The launch vehicle stage adapter for NASA’s Space Launch System rocket is integrated with the core stage in June.

Enlarge / The launch vehicle stage adapter for NASA’s Space Launch System rocket is integrated with the core stage in June. (credit: NASA)

Publicly NASA is still holding onto the possibility of a 2021 launch date for the debut flight of its Space Launch System rocket. This week, an agency spokesperson told Ars that “NASA is working toward a launch for the Artemis I mission by the end of this year.”

However, a source said the best-case scenario for launching the Artemis 1 mission is spring of next year, with summer the more realistic target for a test flight of the heavy lift rocket and Orion spacecraft.
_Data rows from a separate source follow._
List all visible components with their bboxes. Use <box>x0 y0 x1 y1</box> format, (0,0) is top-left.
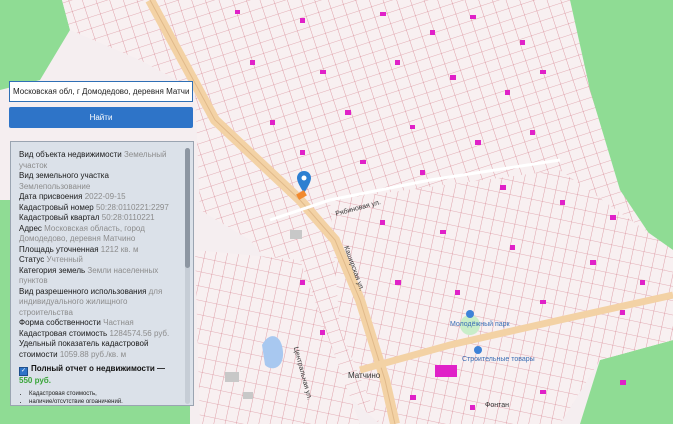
detail-label: Адрес <box>19 223 42 233</box>
detail-value: Учтенный <box>46 255 83 264</box>
detail-row: Кадастровый квартал 50:28:0110221 <box>19 213 179 224</box>
detail-value: Частная <box>103 318 134 327</box>
panel-scrollbar-thumb[interactable] <box>185 148 190 268</box>
address-search-input[interactable] <box>9 81 193 102</box>
detail-row: Статус Учтенный <box>19 255 179 266</box>
store-poi-icon <box>474 346 482 354</box>
detail-label: Кадастровая стоимость <box>19 328 108 338</box>
pond <box>262 336 284 369</box>
report-price: 550 руб. <box>19 376 51 385</box>
report-item: Кадастровая стоимость, <box>29 390 179 398</box>
detail-value: Землепользование <box>19 181 91 191</box>
place-label: Фонтан <box>485 402 509 409</box>
detail-label: Категория земель <box>19 265 86 275</box>
detail-value: 50:28:0110221 <box>101 213 155 222</box>
detail-row: Площадь уточненная 1212 кв. м <box>19 245 179 256</box>
detail-row: Кадастровый номер 50:28:0110221:2297 <box>19 203 179 214</box>
detail-row: Дата присвоения 2022-09-15 <box>19 192 179 203</box>
report-checkbox[interactable]: ✓ <box>19 367 28 376</box>
store-label: Строительные товары <box>462 356 535 363</box>
search-button[interactable]: Найти <box>9 107 193 128</box>
detail-row: Категория земель Земли населенных пункто… <box>19 266 179 287</box>
detail-value: 50:28:0110221:2297 <box>95 202 169 212</box>
report-title: Полный отчет о недвижимости — <box>31 364 166 373</box>
detail-row: Адрес Московская область, город Домодедо… <box>19 224 179 245</box>
detail-label: Вид разрешенного использования <box>19 286 147 296</box>
detail-row: Кадастровая стоимость 1284574.56 руб. <box>19 329 179 340</box>
park-label: Молодёжный парк <box>450 321 510 328</box>
detail-row: Форма собственности Частная <box>19 318 179 329</box>
property-info-panel: Вид объекта недвижимости Земельный участ… <box>10 141 194 406</box>
detail-row: Удельный показатель кадастровой стоимост… <box>19 339 179 360</box>
detail-label: Кадастровый квартал <box>19 213 100 222</box>
village-label: Матчино <box>348 371 381 380</box>
property-details: Вид объекта недвижимости Земельный участ… <box>19 150 179 403</box>
detail-row: Вид объекта недвижимости Земельный участ… <box>19 150 179 171</box>
detail-value: 1059.88 руб./кв. м <box>59 349 127 359</box>
detail-label: Дата присвоения <box>19 192 83 201</box>
detail-row: Вид разрешенного использования для индив… <box>19 287 179 319</box>
full-report-block[interactable]: ✓ Полный отчет о недвижимости — 550 руб. … <box>19 364 179 403</box>
detail-value: 1284574.56 руб. <box>109 328 170 338</box>
detail-label: Вид земельного участка <box>19 171 109 180</box>
report-items-list: Кадастровая стоимость,наличие/отсутствие… <box>19 390 179 404</box>
detail-value: 2022-09-15 <box>84 192 126 201</box>
detail-row: Вид земельного участка Землепользование <box>19 171 179 192</box>
park-poi-icon <box>466 310 474 318</box>
detail-value: 1212 кв. м <box>100 244 139 254</box>
detail-label: Статус <box>19 255 45 264</box>
panel-scrollbar[interactable] <box>185 148 190 404</box>
report-item: наличие/отсутствие ограничений, <box>29 398 179 404</box>
detail-label: Форма собственности <box>19 318 101 327</box>
detail-label: Вид объекта недвижимости <box>19 150 122 159</box>
detail-label: Кадастровый номер <box>19 202 94 212</box>
detail-label: Площадь уточненная <box>19 244 99 254</box>
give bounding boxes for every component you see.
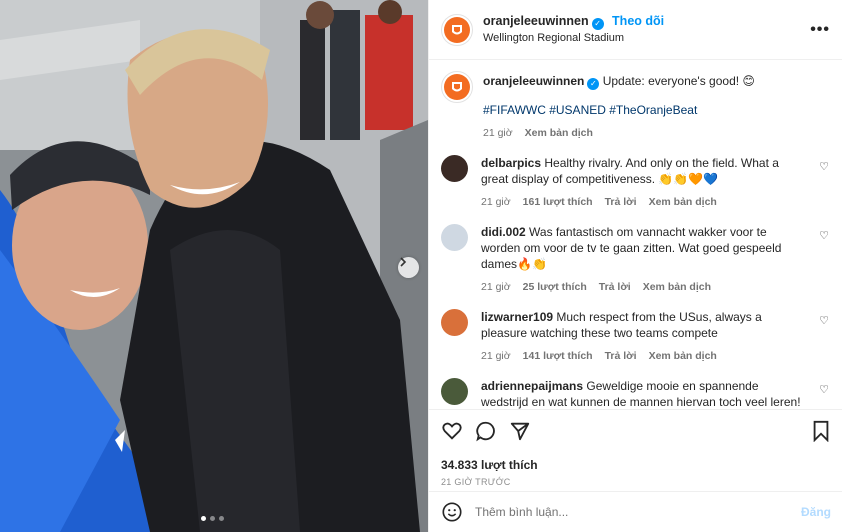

The space agency is already running about two months behind internal targets for testing and integrating the rocket at Kennedy Space Center, and the critical pre-flight tests remain ahead.

NASA’s Kathryn Hambleton acknowledged that the space agency has seen schedule slips. “The agency continues to monitor the rise of COVID cases in the Kennedy area, which combined with other factors such as weather and first time operations, is impacting our schedule of operations,” she said. “Moving step by step, we are progressing toward launch while keeping our team as safe as possible.”